Shark attacks reach record high in 2015 – majority take place in US
The US led the way with 59 unprovoked attacks, surpassing its previous high of 53 in 2012 and 2000, according to the International Shark Attack File, which began compiling data 57 years ago.
While the number of attacks increased, the number of fatalities remained on par with previous years, with six fatalities recorded across the globe – two on Reunion Island and single incidents in Australia, New Caledonia, Egypt, and Hawaii.
Map of Florida's confirmed unprovoked shark attacks 1882-Present
Florida’s inviting coastlines attracted the most shark attacks in the US, as usual, with 30 unprovoked attacks recorded. That’s greater than last year’s total of 23, but still far off the record high of 37 seen in 2000.

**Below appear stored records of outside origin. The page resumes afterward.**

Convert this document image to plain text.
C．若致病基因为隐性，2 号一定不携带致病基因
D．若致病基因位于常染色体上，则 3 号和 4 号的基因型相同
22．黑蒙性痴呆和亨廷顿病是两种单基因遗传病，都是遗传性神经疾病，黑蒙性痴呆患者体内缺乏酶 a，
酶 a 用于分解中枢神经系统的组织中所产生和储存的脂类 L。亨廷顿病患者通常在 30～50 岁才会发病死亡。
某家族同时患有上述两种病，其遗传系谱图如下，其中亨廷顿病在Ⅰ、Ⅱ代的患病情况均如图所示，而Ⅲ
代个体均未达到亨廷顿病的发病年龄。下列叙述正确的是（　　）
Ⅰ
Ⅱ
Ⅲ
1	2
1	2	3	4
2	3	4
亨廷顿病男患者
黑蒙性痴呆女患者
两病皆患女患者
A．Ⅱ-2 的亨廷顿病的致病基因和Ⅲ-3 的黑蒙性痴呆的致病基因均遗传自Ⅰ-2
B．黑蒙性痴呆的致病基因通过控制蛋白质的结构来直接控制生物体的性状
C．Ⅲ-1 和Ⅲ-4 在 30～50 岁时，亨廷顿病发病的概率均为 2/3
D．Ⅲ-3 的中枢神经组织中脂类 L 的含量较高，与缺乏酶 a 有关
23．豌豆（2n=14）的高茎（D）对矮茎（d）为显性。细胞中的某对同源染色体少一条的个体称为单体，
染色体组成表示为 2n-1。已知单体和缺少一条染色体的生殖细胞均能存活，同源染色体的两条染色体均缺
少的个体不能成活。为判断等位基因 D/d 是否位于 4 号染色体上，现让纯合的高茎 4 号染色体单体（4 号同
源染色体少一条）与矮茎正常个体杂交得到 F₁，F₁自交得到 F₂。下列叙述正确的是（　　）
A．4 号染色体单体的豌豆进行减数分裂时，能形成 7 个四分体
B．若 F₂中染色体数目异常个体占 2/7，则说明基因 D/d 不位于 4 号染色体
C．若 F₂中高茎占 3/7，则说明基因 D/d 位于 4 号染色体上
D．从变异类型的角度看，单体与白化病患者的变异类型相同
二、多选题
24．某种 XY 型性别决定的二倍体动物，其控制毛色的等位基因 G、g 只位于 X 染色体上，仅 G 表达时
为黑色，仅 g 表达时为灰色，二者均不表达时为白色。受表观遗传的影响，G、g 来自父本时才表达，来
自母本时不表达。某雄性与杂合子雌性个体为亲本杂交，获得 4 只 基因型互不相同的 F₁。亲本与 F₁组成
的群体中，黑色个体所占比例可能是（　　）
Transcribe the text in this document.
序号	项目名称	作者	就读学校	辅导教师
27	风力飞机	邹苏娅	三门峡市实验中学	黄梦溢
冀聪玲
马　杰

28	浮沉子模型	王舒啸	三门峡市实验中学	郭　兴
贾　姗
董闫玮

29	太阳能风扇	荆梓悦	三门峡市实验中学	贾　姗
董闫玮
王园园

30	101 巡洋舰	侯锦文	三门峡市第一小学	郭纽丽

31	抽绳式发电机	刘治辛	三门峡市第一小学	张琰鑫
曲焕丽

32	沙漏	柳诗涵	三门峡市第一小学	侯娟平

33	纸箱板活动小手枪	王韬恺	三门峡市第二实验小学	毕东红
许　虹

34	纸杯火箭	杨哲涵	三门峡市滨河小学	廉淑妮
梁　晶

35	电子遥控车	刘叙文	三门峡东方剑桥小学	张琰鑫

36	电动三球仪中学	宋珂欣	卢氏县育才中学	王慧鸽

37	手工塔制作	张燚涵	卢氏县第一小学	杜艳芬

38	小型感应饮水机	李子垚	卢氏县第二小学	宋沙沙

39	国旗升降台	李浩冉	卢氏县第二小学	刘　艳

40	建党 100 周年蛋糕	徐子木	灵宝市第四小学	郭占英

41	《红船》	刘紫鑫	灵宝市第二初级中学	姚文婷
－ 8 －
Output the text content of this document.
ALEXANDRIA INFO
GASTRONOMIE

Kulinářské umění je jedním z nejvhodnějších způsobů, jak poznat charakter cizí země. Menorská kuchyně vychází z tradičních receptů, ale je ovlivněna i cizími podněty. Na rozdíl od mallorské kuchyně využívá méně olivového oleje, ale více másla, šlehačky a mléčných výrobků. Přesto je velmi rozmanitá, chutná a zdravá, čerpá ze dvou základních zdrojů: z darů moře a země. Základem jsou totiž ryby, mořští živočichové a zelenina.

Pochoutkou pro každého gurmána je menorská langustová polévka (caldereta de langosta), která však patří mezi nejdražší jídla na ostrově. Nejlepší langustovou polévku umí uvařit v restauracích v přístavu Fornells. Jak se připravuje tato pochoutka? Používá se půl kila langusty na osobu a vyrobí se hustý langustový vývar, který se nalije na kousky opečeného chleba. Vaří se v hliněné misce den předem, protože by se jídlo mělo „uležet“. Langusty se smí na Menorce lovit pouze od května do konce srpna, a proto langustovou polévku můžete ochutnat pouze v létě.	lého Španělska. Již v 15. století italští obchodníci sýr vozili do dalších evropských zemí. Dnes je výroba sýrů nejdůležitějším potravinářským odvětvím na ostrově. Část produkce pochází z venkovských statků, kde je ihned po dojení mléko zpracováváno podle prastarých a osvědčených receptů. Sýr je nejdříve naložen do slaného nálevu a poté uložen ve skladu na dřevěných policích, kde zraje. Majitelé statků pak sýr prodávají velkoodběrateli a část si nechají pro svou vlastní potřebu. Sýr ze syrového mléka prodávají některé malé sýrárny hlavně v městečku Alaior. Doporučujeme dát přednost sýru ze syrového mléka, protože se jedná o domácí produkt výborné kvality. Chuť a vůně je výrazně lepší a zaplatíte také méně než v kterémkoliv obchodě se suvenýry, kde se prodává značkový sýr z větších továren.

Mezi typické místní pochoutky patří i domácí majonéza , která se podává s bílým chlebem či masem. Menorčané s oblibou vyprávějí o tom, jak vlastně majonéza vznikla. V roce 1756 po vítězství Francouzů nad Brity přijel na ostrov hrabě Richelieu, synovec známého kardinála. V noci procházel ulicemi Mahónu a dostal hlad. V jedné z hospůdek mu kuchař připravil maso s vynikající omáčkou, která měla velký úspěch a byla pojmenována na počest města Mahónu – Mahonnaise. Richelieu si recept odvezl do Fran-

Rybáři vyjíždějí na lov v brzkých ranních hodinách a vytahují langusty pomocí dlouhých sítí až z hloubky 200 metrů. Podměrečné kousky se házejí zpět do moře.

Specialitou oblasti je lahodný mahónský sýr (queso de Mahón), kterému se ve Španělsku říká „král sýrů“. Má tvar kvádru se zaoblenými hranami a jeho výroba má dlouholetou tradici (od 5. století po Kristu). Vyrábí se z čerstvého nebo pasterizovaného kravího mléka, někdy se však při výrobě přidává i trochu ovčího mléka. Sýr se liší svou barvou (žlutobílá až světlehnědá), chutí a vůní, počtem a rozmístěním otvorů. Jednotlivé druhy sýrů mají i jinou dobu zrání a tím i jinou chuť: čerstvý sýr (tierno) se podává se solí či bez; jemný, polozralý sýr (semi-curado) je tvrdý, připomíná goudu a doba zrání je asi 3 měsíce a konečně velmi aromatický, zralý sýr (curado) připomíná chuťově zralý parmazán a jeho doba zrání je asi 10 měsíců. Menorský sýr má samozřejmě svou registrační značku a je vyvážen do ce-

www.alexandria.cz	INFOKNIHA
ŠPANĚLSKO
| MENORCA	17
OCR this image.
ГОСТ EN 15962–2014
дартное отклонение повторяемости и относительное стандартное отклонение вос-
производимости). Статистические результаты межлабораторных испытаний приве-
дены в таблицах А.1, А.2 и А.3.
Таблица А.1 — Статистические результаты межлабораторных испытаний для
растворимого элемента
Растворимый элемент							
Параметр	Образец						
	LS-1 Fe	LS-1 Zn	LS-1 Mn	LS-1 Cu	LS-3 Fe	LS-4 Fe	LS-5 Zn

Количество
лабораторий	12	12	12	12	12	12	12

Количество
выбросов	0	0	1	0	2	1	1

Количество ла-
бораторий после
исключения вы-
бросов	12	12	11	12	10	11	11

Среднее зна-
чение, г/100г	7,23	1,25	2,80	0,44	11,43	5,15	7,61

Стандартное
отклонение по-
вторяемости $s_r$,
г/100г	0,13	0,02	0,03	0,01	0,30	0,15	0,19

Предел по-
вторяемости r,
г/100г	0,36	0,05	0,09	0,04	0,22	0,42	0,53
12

Hawaii experienced seven attacks, while the rest were spread across California, Texas, Mississippi, and New York.
Map of US confirmed unprovoked shark attacks 1837-Present
Australia followed the US with 18 attacks, while South Africa recorded eight.
The curator of the file, George H. Burgess, suggested that an increase in the human population could be behind the upsurge in attacks.
“Sharks plus humans equals attacks. As our population continues to rapidly grow and shark populations slowly recover, we’re going to see more interactions,” he said in a statement.
“However, year-to-year variability in local meteorological, oceanographic, and socio-economic conditions also significantly influences the local abundance of sharks and humans in the water and, therefore, the odds of encountering one another,” he added.
It should be noted that he also said “the ISAF’s efficiency in discovering and investigating attacks has improved greatly over past three decades, leading to further increases in the number of recorded interactions.”
The International Shark Attack File, housed in the Florida Museum of Natural History at the University of Florida, investigated 164 incidents worldwide in 2015, but found 36 of those cases to be provoked attacks.
An unprovoked attack is defined as “incidents where an attack on a live human occurs in the shark’s natural habitat with no human provocation of the shark.”
Sharks, however, have much more to fear from humans, who are responsible for around 100 million shark deaths per annum, according to research published in the journal Marine Policy.
The report adds that this is a conservative estimate, and the figure could be as high as 273 million. Sharks are fished for their meat, liver oil, cartilage, and valuable fins.
They are also economically valuable, with the value of global shark catches estimated to be around $630 million per year. This figure is steadily declining, however, according to IFL Science.